Katılımcılar

Çadırbaşları: Kayacan Vesek, Bahadır Pamuk, Ömer Pural, Mustafa Akar, Naci Emre Kılıç

Yeniler: Şefik Palazoğlu, Tamer İzzet Beyazoğlu, Ali Ozan Memetoğlu, Muhammed Talha ALUÇ, Oktay Özel, Selin Düşmez, Erdem Aydın, Hakan Ak, Selin Dingeç, Ömer Arslan, Ekrem BAL

6 Ocak Pazartesi günü akşam 7 sularında bütün kampçılar kulüp odasında buluştu. Gitmeden iki gün önce olumsuz şartlar yüzünden Uludağ yerine Ilgaz’a çıkmaya karar alınmıştı. Çoğunun kafasında İstanbul’da hava böyleyken biz dağda ne yapacağız sorusu vardı. Özellikle yeni kampçıların gözlerindeki korkuyu ve telaşı görebiliyordunuz. Bu soruları bir kenara bırakıp çadır alışverişini tamamladılar. Saat 11 de yola çıkılması üzerine konuşulmuştu, ancak yeni üyelerden bir tanesinin ailevi sorunları tüm kampçıları gerdi ve hazırlık aşamasında gerginliğe sebep oldu. Sorunu çözdükten ve hazırlıkları tamamladıktan sonra yola çıktık. Sabah 7 sularında varmıştık. Karayolları Tesislerinde giyinmek için yer rica ettik. Bize ne yazık ki traktörleri koydukları yerde giyinebileceğimizi söylediler. 17 kampçı 2’si kız olmak üzere biraz donarak biraz da neden burdayız diyerek giyindik. Hava çok güzeldi, her yerde kar vardı ancak kafamı kaldırdığımızda içimizi ısıtan güneşi görebiliyorduk. Herkes hazır olduktan sonra çanta sırta emri geldi ve biz yola koyulduk. Kamp alanı bulunduğumuz yerden 2 km uzaklıktaydı. Yürürken küçük aksaklıklar olsada (Kayacan yanlış yola girdi) yaklaşık saatte kamp alanına ulaştık. İlk önce güzelce bir karları ezdik. Kolkola girdik, buldozer olduk; halay çektik, tango yaptık ama o karları ezdik. Ardından buzdan duvar yaptık. Kimimiz elinde kazmayla, kimimiz elleriyle bir olup çok güzel bir yaşam alanı elde ettik. Çadırlarımızı kurduktan sonra vakit kaybetmeden ocaklarımızı açtık ve içimizi ısıtacak şeyler ısıtmaya, kaynatmaya başladık. Kampçılar çadırlarında dinlenirken Kayacan ve Ömer bir sonraki günün eğitimi için uygun yer arama gittiler. İki saatin ardından onlar da geldi yemek yediler ve biraz dinlendiler. Saat 8 de nerdeyse tüm kampçılar her zamanki gibi halka olmuş, muhabbette başlamıştı. Kim ne derse desin, hiçbir mekan bizim o soğukta ettiğimiz muhabbetler kadar tat vermezdi. Hepimiz biliyorduk. Yoğun bir günün ardından kampçılar 22.00’de sabah 7.00’de uyanmak üzere tulumlarına girmişti. 

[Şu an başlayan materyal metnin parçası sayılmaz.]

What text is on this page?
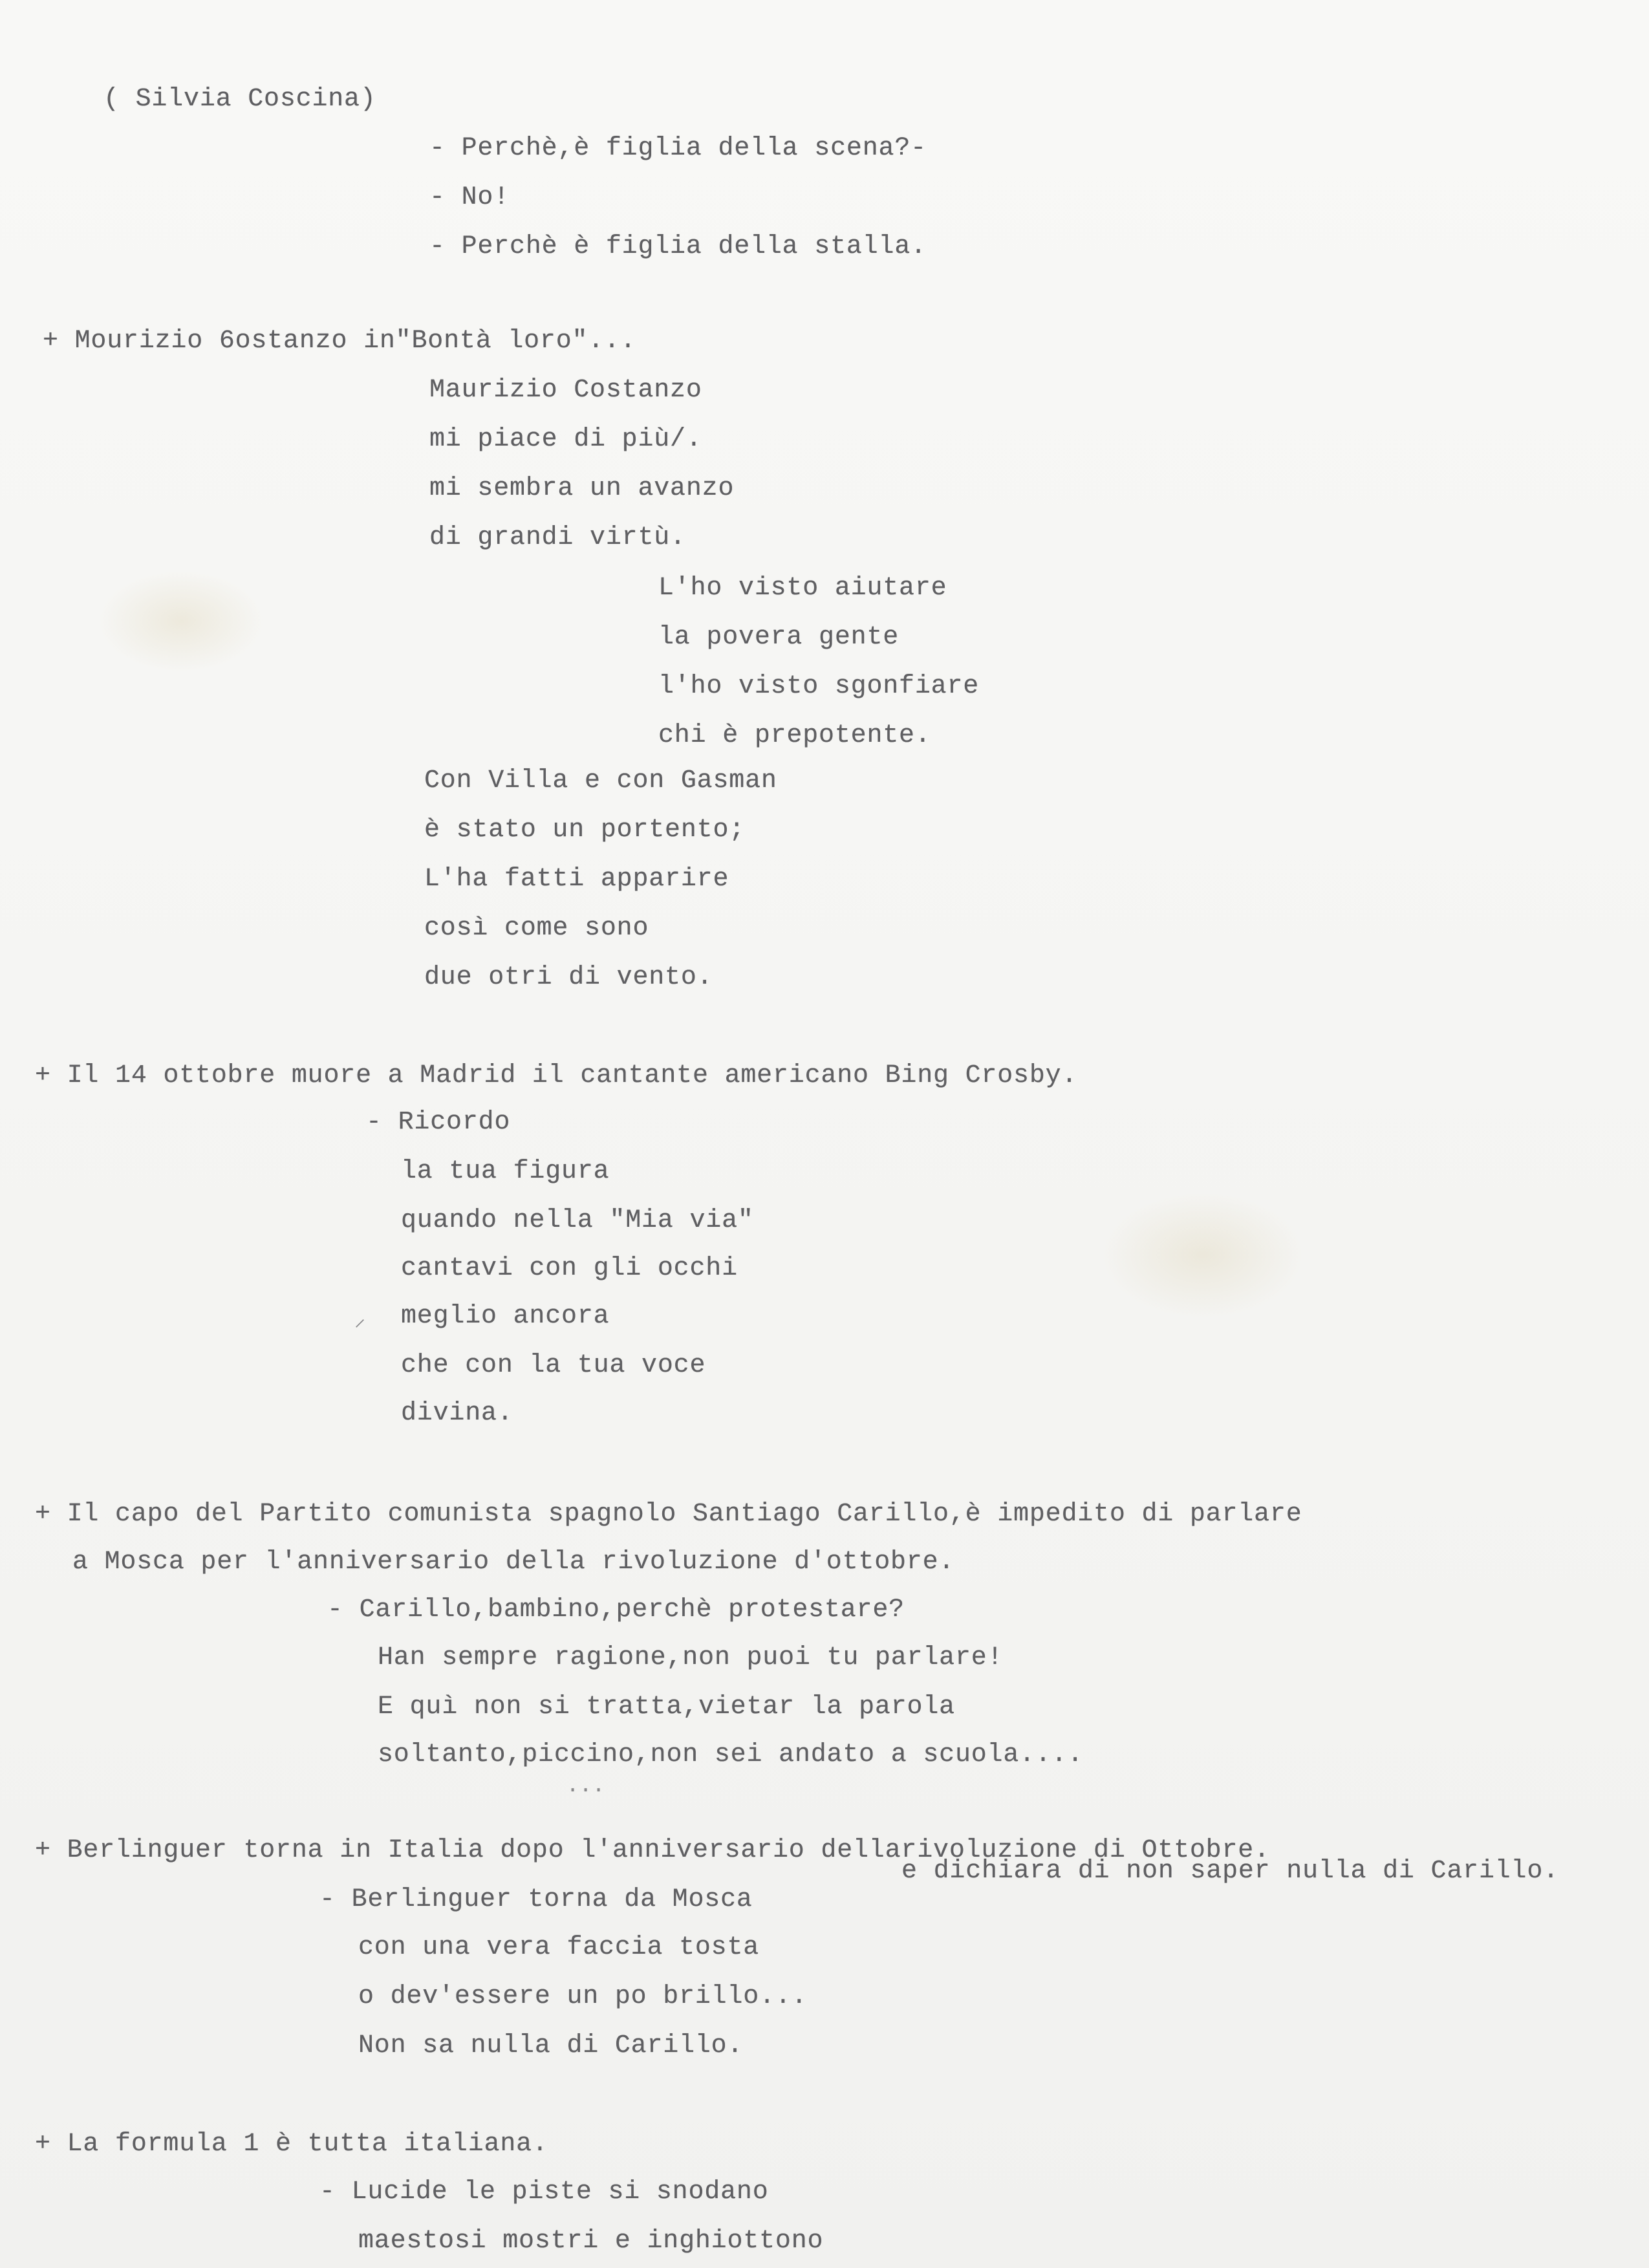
( Silvia Coscina)
- Perchè,è figlia della scena?-
- No!
- Perchè è figlia della stalla.
+ Mourizio 6ostanzo in"Bontà loro"...
Maurizio Costanzo
mi piace di più/.
mi sembra un avanzo
di grandi virtù.
L'ho visto aiutare
la povera gente
l'ho visto sgonfiare
chi è prepotente.
Con Villa e con Gasman
è stato un portento;
L'ha fatti apparire
così come sono
due otri di vento.
+ Il 14 ottobre muore a Madrid il cantante americano Bing Crosby.
- Ricordo
la tua figura
quando nella "Mia via"
cantavi con gli occhi
meglio ancora
che con la tua voce
divina.
+ Il capo del Partito comunista spagnolo Santiago Carillo,è impedito di parlare
a Mosca per l'anniversario della rivoluzione d'ottobre.
- Carillo,bambino,perchè protestare?
Han sempre ragione,non puoi tu parlare!
E quì non si tratta,vietar la parola
soltanto,piccino,non sei andato a scuola....
...
+ Berlinguer torna in Italia dopo l'anniversario dellarivoluzione di Ottobre.
e dichiara di non saper nulla di Carillo.
- Berlinguer torna da Mosca
con una vera faccia tosta
o dev'essere un po brillo...
Non sa nulla di Carillo.
+ La formula 1 è tutta italiana.
- Lucide le piste si snodano
maestosi mostri e inghiottono
⸝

Sabah alarmlarla kalkıldı. Kahvaltıdan sonra yeni kampçılar kramponlarını takmayı öğrendi. Saat 9 .00’u gösterdiğinde yeni kampçıların ayağında krampon, ellerinde kazık, gözlerinde kar gözlüğü kazma eğitimi almak üzere yola çıktık. Böylece eğitim alacağımız tepeye doğru karlı bir yürüyüş başlamış oldu. Bata bata bata geçen – dakikanın ardından küçük zirvemsi bir yere ulaştık. Hava sisliydi, kar yağıyordu. Kayacan eğimli bölgeyi bulmak için bizden ayrıldı. Biz de bir süre bir şeyler atıştırdık, termoslarımızdan sıcak şeyler içtik. Kayacan’ın ardından Emre “Nerde kaldı bu çocuk” dedi ve peşinden gitti. Kalan kampçılar olarak aldık ellerimize kazmaları oturmak ve soğuktan korunmak için kazmaya başladık. Bir süre kazdığımız yerde korunduk. Ardından ilk önce Emre sonra da Kayacan geldi. Yüz metre ileride uygun bir eğim olduğunu söylediler, biraz yürüdükten sonra kazma eğitimimizi alacağımız tepeye varmış bulunduk. Konum olarak 2100 metrede, küçük hacet zirvesine giden sırt hattının üzerindeydi. Saat 17.00’ a kadar burada çok eğlenceli bir eğitim aldık. Ilgaz Dağında daha önce eğitim verilmemiş olduğu için bulunan parkur çok kaliteli değildi zaman zaman eğim konusunda sıkıntılarımız oldu ancak yine de kazma eğitimimizi tamamladık ve kamp alanına geri döndük. Herkes çadırlarına dağıldı, çok üşümüştük. Çoğumuzun eldiveni donmuştu, ısınmak istiyorduk. Vakit kaybedilmeden yemekler yenildi, çaylar ısıtıldı ancak hava çok soğuk olduğu için çadırdan çıkmak istemedik. Bir kaç kampçı dışında çadırlarımızda ısınmaya odaklandık, ardından bir önceki gece gibi 22.00’da yattık.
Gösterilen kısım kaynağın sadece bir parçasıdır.